Let $K: [0,1] \times [0,1] \to \mathbb{R}$ be continuous. Let $f_n : [0,1] \to \mathbb{R}^n$ be continuous and uniformly bounded. Define
$$g_n(x) = \int_{0}^{1} K(x,y) f_n(y) \ dy, \ \ x \in [0,1], n \geq 1.$$ Show that the sequence $\{g_n(x) \}$ is uniformly bounded and equicontinuous.
Attempt:
To show that the sequence is uniformly bounded, we must show there exists an $M$ such that $|g_n(x)| \leq M,\ \forall n \in \mathbb{N}$ and for all x.
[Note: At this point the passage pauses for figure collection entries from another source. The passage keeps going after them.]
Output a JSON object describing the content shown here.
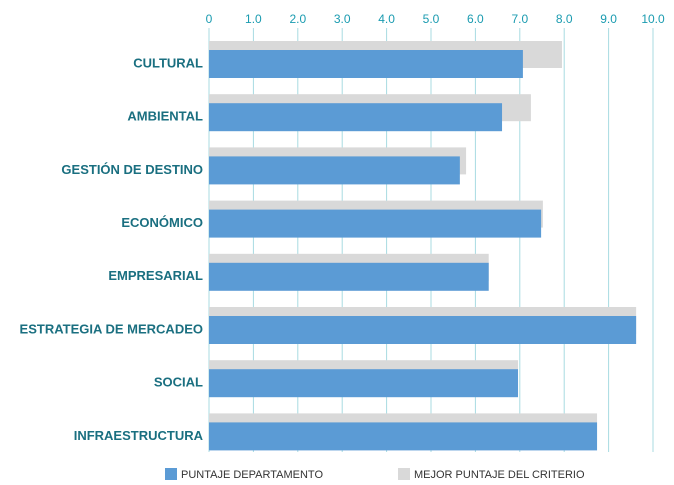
{
  "chart_data": {
    "type": "bar",
    "orientation": "horizontal",
    "categories": [
      "CULTURAL",
      "AMBIENTAL",
      "GESTIÓN DE DESTINO",
      "ECONÓMICO",
      "EMPRESARIAL",
      "ESTRATEGIA DE MERCADEO",
      "SOCIAL",
      "INFRAESTRUCTURA"
    ],
    "series": [
      {
        "name": "PUNTAJE DEPARTAMENTO",
        "color": "#5b9bd5",
        "values": [
          7.07,
          6.6,
          5.65,
          7.48,
          6.3,
          9.62,
          6.96,
          8.74
        ]
      },
      {
        "name": "MEJOR PUNTAJE DEL CRITERIO",
        "color": "#d9d9d9",
        "values": [
          7.95,
          7.25,
          5.79,
          7.52,
          6.3,
          9.62,
          6.96,
          8.74
        ]
      }
    ],
    "xlim": [
      0,
      10
    ],
    "xticks": [
      0,
      {
        "value": 1,
        "label": "1.0"
      },
      {
        "value": 2,
        "label": "2.0"
      },
      {
        "value": 3,
        "label": "3.0"
      },
      {
        "value": 4,
        "label": "4.0"
      },
      {
        "value": 5,
        "label": "5.0"
      },
      {
        "value": 6,
        "label": "6.0"
      },
      {
        "value": 7,
        "label": "7.0"
      },
      {
        "value": 8,
        "label": "8.0"
      },
      {
        "value": 9,
        "label": "9.0"
      },
      {
        "value": 10,
        "label": "10.0"
      }
    ],
    "grid": true,
    "legend": "bottom"
  }
}
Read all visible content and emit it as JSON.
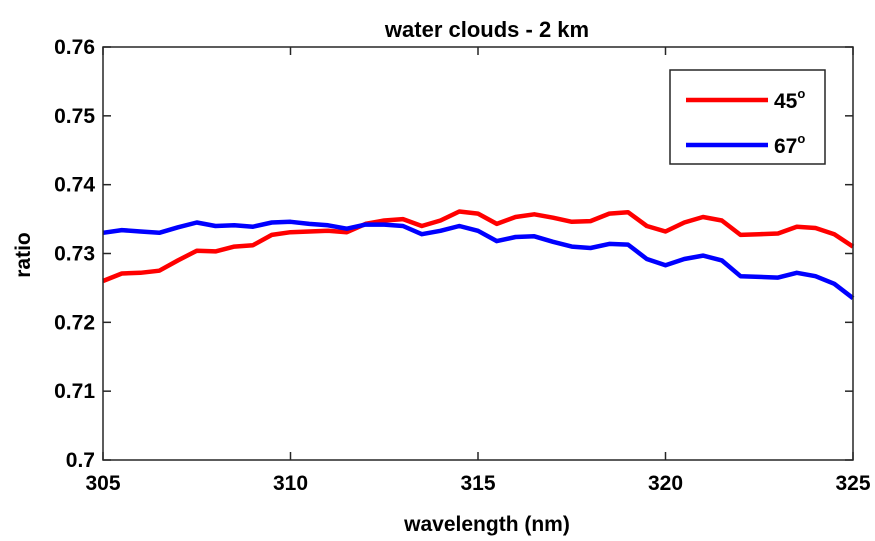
{
  "chart_data": {
    "type": "line",
    "title": "water clouds - 2 km",
    "xlabel": "wavelength (nm)",
    "ylabel": "ratio",
    "xlim": [
      305,
      325
    ],
    "ylim": [
      0.7,
      0.76
    ],
    "xticks": [
      305,
      310,
      315,
      320,
      325
    ],
    "yticks": [
      0.7,
      0.71,
      0.72,
      0.73,
      0.74,
      0.75,
      0.76
    ],
    "ytick_labels": [
      "0.7",
      "0.71",
      "0.72",
      "0.73",
      "0.74",
      "0.75",
      "0.76"
    ],
    "grid": false,
    "legend_position": "top-right",
    "series": [
      {
        "name": "45",
        "name_superscript": "o",
        "color": "#ff0000",
        "x": [
          305.0,
          305.5,
          306.0,
          306.5,
          307.0,
          307.5,
          308.0,
          308.5,
          309.0,
          309.5,
          310.0,
          310.5,
          311.0,
          311.5,
          312.0,
          312.5,
          313.0,
          313.5,
          314.0,
          314.5,
          315.0,
          315.5,
          316.0,
          316.5,
          317.0,
          317.5,
          318.0,
          318.5,
          319.0,
          319.5,
          320.0,
          320.5,
          321.0,
          321.5,
          322.0,
          322.5,
          323.0,
          323.5,
          324.0,
          324.5,
          325.0
        ],
        "y": [
          0.726,
          0.7271,
          0.7272,
          0.7275,
          0.729,
          0.7304,
          0.7303,
          0.731,
          0.7312,
          0.7327,
          0.7331,
          0.7332,
          0.7333,
          0.7331,
          0.7343,
          0.7348,
          0.735,
          0.734,
          0.7348,
          0.7361,
          0.7358,
          0.7343,
          0.7353,
          0.7357,
          0.7352,
          0.7346,
          0.7347,
          0.7358,
          0.736,
          0.734,
          0.7332,
          0.7345,
          0.7353,
          0.7348,
          0.7327,
          0.7328,
          0.7329,
          0.7339,
          0.7337,
          0.7328,
          0.731
        ]
      },
      {
        "name": "67",
        "name_superscript": "o",
        "color": "#0000ff",
        "x": [
          305.0,
          305.5,
          306.0,
          306.5,
          307.0,
          307.5,
          308.0,
          308.5,
          309.0,
          309.5,
          310.0,
          310.5,
          311.0,
          311.5,
          312.0,
          312.5,
          313.0,
          313.5,
          314.0,
          314.5,
          315.0,
          315.5,
          316.0,
          316.5,
          317.0,
          317.5,
          318.0,
          318.5,
          319.0,
          319.5,
          320.0,
          320.5,
          321.0,
          321.5,
          322.0,
          322.5,
          323.0,
          323.5,
          324.0,
          324.5,
          325.0
        ],
        "y": [
          0.733,
          0.7334,
          0.7332,
          0.733,
          0.7338,
          0.7345,
          0.734,
          0.7341,
          0.7339,
          0.7345,
          0.7346,
          0.7343,
          0.7341,
          0.7336,
          0.7342,
          0.7342,
          0.734,
          0.7328,
          0.7333,
          0.734,
          0.7333,
          0.7318,
          0.7324,
          0.7325,
          0.7317,
          0.731,
          0.7308,
          0.7314,
          0.7313,
          0.7292,
          0.7283,
          0.7292,
          0.7297,
          0.729,
          0.7267,
          0.7266,
          0.7265,
          0.7272,
          0.7267,
          0.7256,
          0.7235
        ]
      }
    ]
  }
}
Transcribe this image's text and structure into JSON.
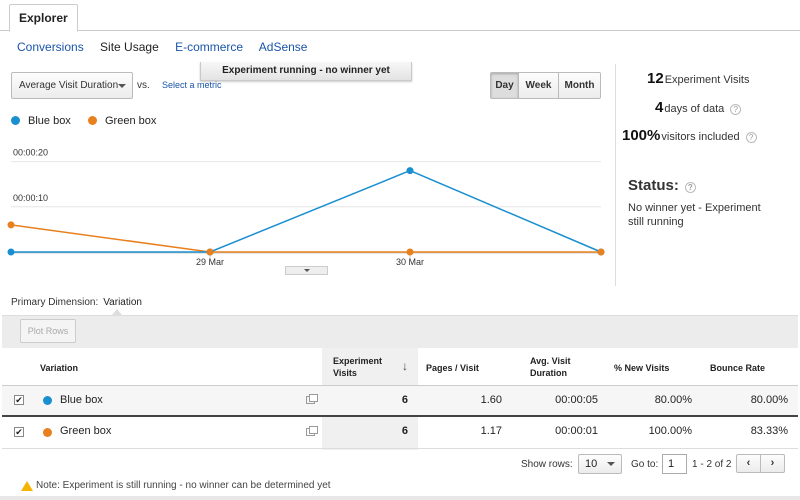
{
  "tabs": {
    "active": "Explorer"
  },
  "subnav": [
    {
      "label": "Conversions",
      "current": false
    },
    {
      "label": "Site Usage",
      "current": true
    },
    {
      "label": "E-commerce",
      "current": false
    },
    {
      "label": "AdSense",
      "current": false
    }
  ],
  "controls": {
    "metric": "Average Visit Duration",
    "vs": "vs.",
    "select_metric": "Select a metric",
    "banner": "Experiment running - no winner yet",
    "period": {
      "day": "Day",
      "week": "Week",
      "month": "Month",
      "selected": "Day"
    }
  },
  "summary": {
    "visits_value": "12",
    "visits_label": "Experiment Visits",
    "days_value": "4",
    "days_label": "days of data",
    "included_value": "100%",
    "included_label": "visitors included",
    "help_icon": "?",
    "status_title": "Status:",
    "status_text": "No winner yet - Experiment still running"
  },
  "chart_data": {
    "type": "line",
    "x": [
      "28 Mar",
      "29 Mar",
      "29 Mar 12:00",
      "30 Mar",
      "31 Mar"
    ],
    "xtick_labels": [
      "29 Mar",
      "30 Mar"
    ],
    "ytick_labels": [
      "00:00:20",
      "00:00:10"
    ],
    "series": [
      {
        "name": "Blue box",
        "color": "#1a8fd0",
        "values_seconds": [
          0,
          0,
          null,
          18,
          0
        ]
      },
      {
        "name": "Green box",
        "color": "#e8801f",
        "values_seconds": [
          6,
          0,
          null,
          0,
          0
        ]
      }
    ],
    "ylim_seconds": [
      0,
      23
    ],
    "grid": true,
    "legend_placement": "top-left"
  },
  "table": {
    "primary_dimension_label": "Primary Dimension:",
    "primary_dimension_value": "Variation",
    "plot_rows": "Plot Rows",
    "headers": {
      "variation": "Variation",
      "visits": "Experiment Visits",
      "pages": "Pages / Visit",
      "duration": "Avg. Visit Duration",
      "new_visits": "% New Visits",
      "bounce": "Bounce Rate"
    },
    "sort_icon": "↓",
    "rows": [
      {
        "name": "Blue box",
        "color": "#1a8fd0",
        "checked": "✔",
        "visits": "6",
        "pages": "1.60",
        "duration": "00:00:05",
        "new_visits": "80.00%",
        "bounce": "80.00%"
      },
      {
        "name": "Green box",
        "color": "#e8801f",
        "checked": "✔",
        "visits": "6",
        "pages": "1.17",
        "duration": "00:00:01",
        "new_visits": "100.00%",
        "bounce": "83.33%"
      }
    ]
  },
  "pager": {
    "show_rows_label": "Show rows:",
    "show_rows_value": "10",
    "goto_label": "Go to:",
    "goto_value": "1",
    "range": "1 - 2 of 2",
    "prev": "‹",
    "next": "›"
  },
  "note": "Note: Experiment is still running - no winner can be determined yet"
}
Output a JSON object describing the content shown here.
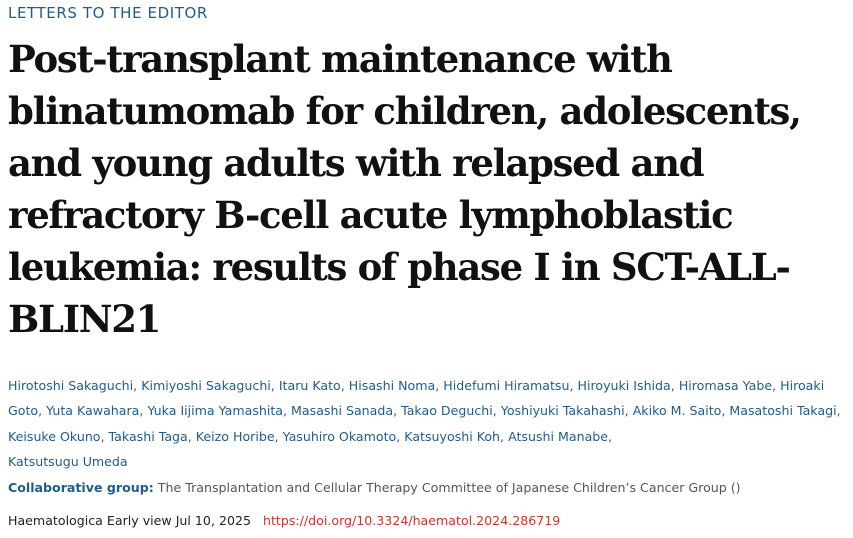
{
  "section_label": "LETTERS TO THE EDITOR",
  "title": "Post-transplant maintenance with blinatumomab for children, adolescents, and young adults with relapsed and refractory B-cell acute lymphoblastic leukemia: results of phase I in SCT-ALL-BLIN21",
  "authors": [
    "Hirotoshi Sakaguchi",
    "Kimiyoshi Sakaguchi",
    "Itaru Kato",
    "Hisashi Noma",
    "Hidefumi Hiramatsu",
    "Hiroyuki Ishida",
    "Hiromasa Yabe",
    "Hiroaki Goto",
    "Yuta Kawahara",
    "Yuka Iijima Yamashita",
    "Masashi Sanada",
    "Takao Deguchi",
    "Yoshiyuki Takahashi",
    "Akiko M. Saito",
    "Masatoshi Takagi",
    "Keisuke Okuno",
    "Takashi Taga",
    "Keizo Horibe",
    "Yasuhiro Okamoto",
    "Katsuyoshi Koh",
    "Atsushi Manabe",
    "Katsutsugu Umeda"
  ],
  "author_separator": ",",
  "collaborative_group": {
    "label": "Collaborative group:",
    "value": "The Transplantation and Cellular Therapy Committee of Japanese Children’s Cancer Group ()"
  },
  "publication": {
    "journal_line": "Haematologica Early view Jul 10, 2025",
    "doi": "https://doi.org/10.3324/haematol.2024.286719"
  }
}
Since $f_n(x)$ are uniformly bounded, we have that $|f_n(x)| \leq M'$. Since $K(x,y)$ is continuous on a compact interval, we have that $K(x,y)$ reaches a maximum := $N$. Thus, $$|g_n(x)| = \left|\int_{0}^{1} K(x,y) f_n(y) \ dy\right| \leq \left|M' \int_{0}^{1} K(x,y) \ dy\right| \leq |M'N(1-0)| := M.$$ Thus, the sequence $\{g_n(x)\}$ is uniformly bounded.
To show that the sequence is equicontinuous, we must show that for every $\epsilon > 0$ there exists a $\delta$ (which can depend on $x_0$) such that $|g_n(x) - g_n(x_0)| < \epsilon$ when $|x-x_0| < \delta.$ Well, $$|g_n(x) - g_n(x_0)| = \left|\int_{0}^{1} K(x,y) f_n(y) \ dy - \int_{0}^{1} K(x_0,y) f_n(y) \ dy\right| \leq M' \left|\int_{0}^{1} K(x,y) - K(x_0, y) \ dy \right|.$$
Since $K$ is uniformly continuous (because $K$ is continuous on a compact set), we have that $|K(x,y) - K(x_0, y)| < \epsilon/M'$ whenever $|x-x_0| < \delta$.
So, we get $$|g_n(x) - g_n(x_0)| \leq M' \left|\int_{0}^{1} K(x,y) - K(x_0, y) \ dy \right| \leq M' \int_{0}^{1} |K(x,y) - K(x_0, y)| \ dy \leq \ M'\epsilon/M' = \epsilon$$ whenever $|x-x_0| < \delta.$ Hence, the sequence is equicontinuous.